What’s even more gratifying than the rise in participation statistics and expansion of our programmes is the profound effect that involvement in our events has on individuals and their schools.
“Panathlon has had a ripple effect. The impact is amazing,” said Chi Adimbe, teacher at Goldbeaters School in North London. “We have two children in our team today who have cerebral palsy. This has given them the confidence to join in with our sports clubs at school – and both their parents have now become good friends.

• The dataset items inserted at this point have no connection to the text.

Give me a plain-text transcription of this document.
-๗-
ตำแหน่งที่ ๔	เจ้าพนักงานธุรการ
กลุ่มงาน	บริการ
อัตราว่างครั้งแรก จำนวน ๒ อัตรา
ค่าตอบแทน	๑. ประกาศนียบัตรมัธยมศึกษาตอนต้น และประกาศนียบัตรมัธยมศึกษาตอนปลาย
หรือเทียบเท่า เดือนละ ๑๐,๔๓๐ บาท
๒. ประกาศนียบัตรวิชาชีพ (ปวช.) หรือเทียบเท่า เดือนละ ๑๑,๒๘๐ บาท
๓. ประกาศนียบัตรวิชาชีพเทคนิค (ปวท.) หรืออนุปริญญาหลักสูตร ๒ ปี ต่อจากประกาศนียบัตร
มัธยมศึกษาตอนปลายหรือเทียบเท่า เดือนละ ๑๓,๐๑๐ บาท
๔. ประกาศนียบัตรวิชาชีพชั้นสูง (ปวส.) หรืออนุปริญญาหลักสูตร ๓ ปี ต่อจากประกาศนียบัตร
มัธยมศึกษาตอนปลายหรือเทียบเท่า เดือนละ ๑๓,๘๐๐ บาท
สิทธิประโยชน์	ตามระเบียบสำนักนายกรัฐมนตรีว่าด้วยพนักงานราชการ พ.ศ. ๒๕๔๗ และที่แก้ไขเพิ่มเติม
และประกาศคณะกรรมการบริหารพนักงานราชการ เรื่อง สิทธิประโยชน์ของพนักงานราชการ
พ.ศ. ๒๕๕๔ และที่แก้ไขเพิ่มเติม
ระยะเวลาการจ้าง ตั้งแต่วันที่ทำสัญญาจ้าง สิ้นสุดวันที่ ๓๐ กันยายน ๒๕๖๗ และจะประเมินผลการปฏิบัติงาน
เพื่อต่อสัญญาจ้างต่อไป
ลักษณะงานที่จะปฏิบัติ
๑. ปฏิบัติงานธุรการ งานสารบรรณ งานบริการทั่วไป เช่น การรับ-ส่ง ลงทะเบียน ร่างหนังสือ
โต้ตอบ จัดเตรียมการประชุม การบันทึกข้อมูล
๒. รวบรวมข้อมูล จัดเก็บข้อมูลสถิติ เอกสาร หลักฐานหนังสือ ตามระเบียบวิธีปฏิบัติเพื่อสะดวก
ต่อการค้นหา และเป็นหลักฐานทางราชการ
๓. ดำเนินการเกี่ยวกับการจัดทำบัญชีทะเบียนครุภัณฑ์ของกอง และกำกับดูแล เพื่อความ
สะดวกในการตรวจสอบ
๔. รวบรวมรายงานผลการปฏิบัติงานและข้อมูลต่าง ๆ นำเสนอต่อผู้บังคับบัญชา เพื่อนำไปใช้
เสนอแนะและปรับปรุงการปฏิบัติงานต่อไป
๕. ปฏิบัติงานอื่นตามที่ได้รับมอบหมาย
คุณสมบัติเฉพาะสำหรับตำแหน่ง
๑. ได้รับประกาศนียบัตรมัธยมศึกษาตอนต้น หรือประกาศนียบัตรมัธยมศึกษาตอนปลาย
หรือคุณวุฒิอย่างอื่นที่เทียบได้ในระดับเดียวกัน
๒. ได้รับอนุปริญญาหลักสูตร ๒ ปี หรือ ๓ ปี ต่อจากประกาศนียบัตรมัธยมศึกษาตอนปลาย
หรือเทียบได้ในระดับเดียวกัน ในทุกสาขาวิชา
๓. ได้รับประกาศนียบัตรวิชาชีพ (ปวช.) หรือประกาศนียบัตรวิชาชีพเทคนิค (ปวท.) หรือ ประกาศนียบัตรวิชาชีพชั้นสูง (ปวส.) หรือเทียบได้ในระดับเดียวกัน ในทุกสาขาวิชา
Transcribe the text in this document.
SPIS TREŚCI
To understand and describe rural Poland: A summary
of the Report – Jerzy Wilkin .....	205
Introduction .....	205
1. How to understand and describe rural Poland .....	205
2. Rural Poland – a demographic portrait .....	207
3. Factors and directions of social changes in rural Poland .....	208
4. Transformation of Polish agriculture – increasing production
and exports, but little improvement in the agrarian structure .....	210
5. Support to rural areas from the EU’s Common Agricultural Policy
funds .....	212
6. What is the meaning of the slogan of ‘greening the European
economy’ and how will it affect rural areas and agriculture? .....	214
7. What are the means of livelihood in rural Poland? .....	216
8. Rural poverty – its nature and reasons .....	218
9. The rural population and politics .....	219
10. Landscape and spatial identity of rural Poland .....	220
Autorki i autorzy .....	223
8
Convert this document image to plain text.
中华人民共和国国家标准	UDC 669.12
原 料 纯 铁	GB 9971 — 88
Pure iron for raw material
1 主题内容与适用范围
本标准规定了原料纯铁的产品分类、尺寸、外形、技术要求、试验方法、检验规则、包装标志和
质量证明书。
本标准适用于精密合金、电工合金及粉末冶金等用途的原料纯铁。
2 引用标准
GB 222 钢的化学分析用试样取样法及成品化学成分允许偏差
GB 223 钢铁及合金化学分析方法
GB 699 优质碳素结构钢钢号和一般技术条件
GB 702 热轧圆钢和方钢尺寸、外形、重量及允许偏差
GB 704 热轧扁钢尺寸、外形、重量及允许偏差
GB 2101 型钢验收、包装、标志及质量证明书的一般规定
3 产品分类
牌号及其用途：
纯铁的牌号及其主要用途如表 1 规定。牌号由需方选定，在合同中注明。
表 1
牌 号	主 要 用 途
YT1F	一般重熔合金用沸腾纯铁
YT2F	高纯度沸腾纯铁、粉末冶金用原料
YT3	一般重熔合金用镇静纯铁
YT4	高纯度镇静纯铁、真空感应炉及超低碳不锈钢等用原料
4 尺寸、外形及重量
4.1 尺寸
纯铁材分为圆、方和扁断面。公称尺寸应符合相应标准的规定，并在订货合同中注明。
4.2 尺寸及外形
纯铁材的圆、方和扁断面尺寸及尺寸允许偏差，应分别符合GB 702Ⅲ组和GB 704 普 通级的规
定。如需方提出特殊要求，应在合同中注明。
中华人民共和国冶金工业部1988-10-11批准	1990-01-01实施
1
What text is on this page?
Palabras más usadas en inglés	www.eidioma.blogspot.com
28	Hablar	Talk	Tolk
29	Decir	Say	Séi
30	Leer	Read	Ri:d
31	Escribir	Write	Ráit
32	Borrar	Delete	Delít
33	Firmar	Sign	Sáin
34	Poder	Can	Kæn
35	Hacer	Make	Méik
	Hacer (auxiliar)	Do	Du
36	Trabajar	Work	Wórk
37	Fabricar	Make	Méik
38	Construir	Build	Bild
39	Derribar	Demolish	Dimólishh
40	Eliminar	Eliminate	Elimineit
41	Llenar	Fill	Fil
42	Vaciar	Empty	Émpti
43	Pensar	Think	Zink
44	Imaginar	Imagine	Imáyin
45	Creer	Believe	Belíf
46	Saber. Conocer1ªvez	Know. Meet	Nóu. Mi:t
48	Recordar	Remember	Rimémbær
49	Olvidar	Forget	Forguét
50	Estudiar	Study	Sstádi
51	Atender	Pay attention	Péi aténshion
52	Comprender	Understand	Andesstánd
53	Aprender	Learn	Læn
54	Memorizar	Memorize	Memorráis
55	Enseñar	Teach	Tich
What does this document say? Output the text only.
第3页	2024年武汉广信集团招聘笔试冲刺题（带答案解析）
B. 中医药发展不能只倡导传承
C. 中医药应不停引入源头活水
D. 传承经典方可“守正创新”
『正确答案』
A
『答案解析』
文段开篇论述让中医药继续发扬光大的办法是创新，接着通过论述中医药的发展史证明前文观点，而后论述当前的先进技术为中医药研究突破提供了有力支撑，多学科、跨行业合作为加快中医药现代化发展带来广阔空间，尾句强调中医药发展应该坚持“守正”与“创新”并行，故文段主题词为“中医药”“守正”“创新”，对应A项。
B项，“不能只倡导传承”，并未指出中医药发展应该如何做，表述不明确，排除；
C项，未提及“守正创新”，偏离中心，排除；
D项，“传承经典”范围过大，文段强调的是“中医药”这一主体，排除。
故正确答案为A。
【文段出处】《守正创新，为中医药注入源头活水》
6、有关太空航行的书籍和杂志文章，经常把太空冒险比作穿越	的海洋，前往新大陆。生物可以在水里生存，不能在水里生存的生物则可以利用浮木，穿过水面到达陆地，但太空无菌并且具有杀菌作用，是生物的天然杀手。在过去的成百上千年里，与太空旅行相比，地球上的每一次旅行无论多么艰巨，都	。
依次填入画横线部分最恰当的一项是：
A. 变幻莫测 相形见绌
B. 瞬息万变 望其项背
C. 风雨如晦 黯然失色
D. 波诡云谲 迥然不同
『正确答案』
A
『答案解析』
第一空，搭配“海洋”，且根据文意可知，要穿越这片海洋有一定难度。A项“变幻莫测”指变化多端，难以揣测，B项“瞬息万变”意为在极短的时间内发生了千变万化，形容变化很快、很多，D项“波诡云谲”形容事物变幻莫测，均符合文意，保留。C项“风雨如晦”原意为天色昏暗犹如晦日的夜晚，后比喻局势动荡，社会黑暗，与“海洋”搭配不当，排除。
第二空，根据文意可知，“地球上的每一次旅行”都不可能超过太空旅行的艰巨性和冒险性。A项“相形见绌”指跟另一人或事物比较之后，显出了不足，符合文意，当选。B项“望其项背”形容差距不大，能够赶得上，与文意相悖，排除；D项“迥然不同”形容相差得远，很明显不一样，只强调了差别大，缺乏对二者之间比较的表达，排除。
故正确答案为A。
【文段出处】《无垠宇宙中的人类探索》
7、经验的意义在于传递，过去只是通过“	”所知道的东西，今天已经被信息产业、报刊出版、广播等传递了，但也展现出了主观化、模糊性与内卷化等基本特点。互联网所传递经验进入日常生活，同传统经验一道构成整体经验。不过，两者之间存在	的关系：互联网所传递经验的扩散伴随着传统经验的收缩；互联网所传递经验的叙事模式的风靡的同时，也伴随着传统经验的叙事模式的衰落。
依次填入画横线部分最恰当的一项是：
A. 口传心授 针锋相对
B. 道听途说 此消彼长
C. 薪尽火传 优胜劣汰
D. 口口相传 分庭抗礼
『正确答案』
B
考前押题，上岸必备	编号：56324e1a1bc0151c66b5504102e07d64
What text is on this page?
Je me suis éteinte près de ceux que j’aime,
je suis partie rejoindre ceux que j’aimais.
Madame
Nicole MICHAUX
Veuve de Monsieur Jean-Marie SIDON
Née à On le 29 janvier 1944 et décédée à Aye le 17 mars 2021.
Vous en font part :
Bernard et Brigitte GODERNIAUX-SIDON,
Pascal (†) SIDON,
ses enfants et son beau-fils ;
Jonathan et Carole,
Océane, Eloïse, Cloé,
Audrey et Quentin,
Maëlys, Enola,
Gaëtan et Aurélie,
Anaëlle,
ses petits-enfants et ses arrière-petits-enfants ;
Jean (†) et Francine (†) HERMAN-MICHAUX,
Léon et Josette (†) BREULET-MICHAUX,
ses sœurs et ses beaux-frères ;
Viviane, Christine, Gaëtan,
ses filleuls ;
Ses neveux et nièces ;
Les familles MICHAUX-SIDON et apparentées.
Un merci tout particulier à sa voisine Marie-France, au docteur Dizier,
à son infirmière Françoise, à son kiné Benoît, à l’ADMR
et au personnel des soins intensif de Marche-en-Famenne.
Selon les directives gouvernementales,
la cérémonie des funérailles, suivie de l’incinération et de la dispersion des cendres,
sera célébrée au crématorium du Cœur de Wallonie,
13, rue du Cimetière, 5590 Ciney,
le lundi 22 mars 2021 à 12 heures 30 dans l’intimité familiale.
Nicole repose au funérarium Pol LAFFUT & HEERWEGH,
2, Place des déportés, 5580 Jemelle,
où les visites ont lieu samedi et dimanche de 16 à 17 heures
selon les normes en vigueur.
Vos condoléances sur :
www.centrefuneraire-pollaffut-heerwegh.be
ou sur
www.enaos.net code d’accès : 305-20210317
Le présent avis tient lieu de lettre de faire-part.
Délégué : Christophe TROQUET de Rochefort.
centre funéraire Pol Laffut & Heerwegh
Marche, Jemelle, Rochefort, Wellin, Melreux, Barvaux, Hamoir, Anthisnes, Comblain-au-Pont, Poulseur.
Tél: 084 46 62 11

It gives parents the confidence to allow their kids to do more activities, whereas in the past they may have feared they wouldn’t have been able to.”
Rachel Fitzgerald, SENCO at Quilters Primary School in Billericay, Essex, said: “Some of these children have never won a medal, been presented a certificate or been part of a school team before. I’ve had parents in tears, saying ‘thank you so much, because my child has never been asked to any events like this.’ It’s pretty powerful stuff. We ask children at the end of summer term the best thing they’ve achieved this year, and often the answer will be Panathlon.”
Panathlon’s impact was recognised with several accolades in 2018/19, picking up awards from London Sport and the Sport & Recreation Alliance within the space of 24 hours in March. The charity has also been shortlisted in this month’s Scottish Power Foundation Awards which celebrate benevolent work in local communities across the UK, for its work with primaryaged SEN children.
Liz Johnson, Panathlon’s Ambassador and Paralympic gold-medal winning swimmer, added: “Congratulations to Panathlon for passing yet another milestone in their rapid growth. I have personally witnessed the inspiring effect they have had on thousands of young people – not only on competitors’ physical health and self-confidence, but also how it can galvanize schools’ provision of PE and sport for their pupils with disabilities and special needs.”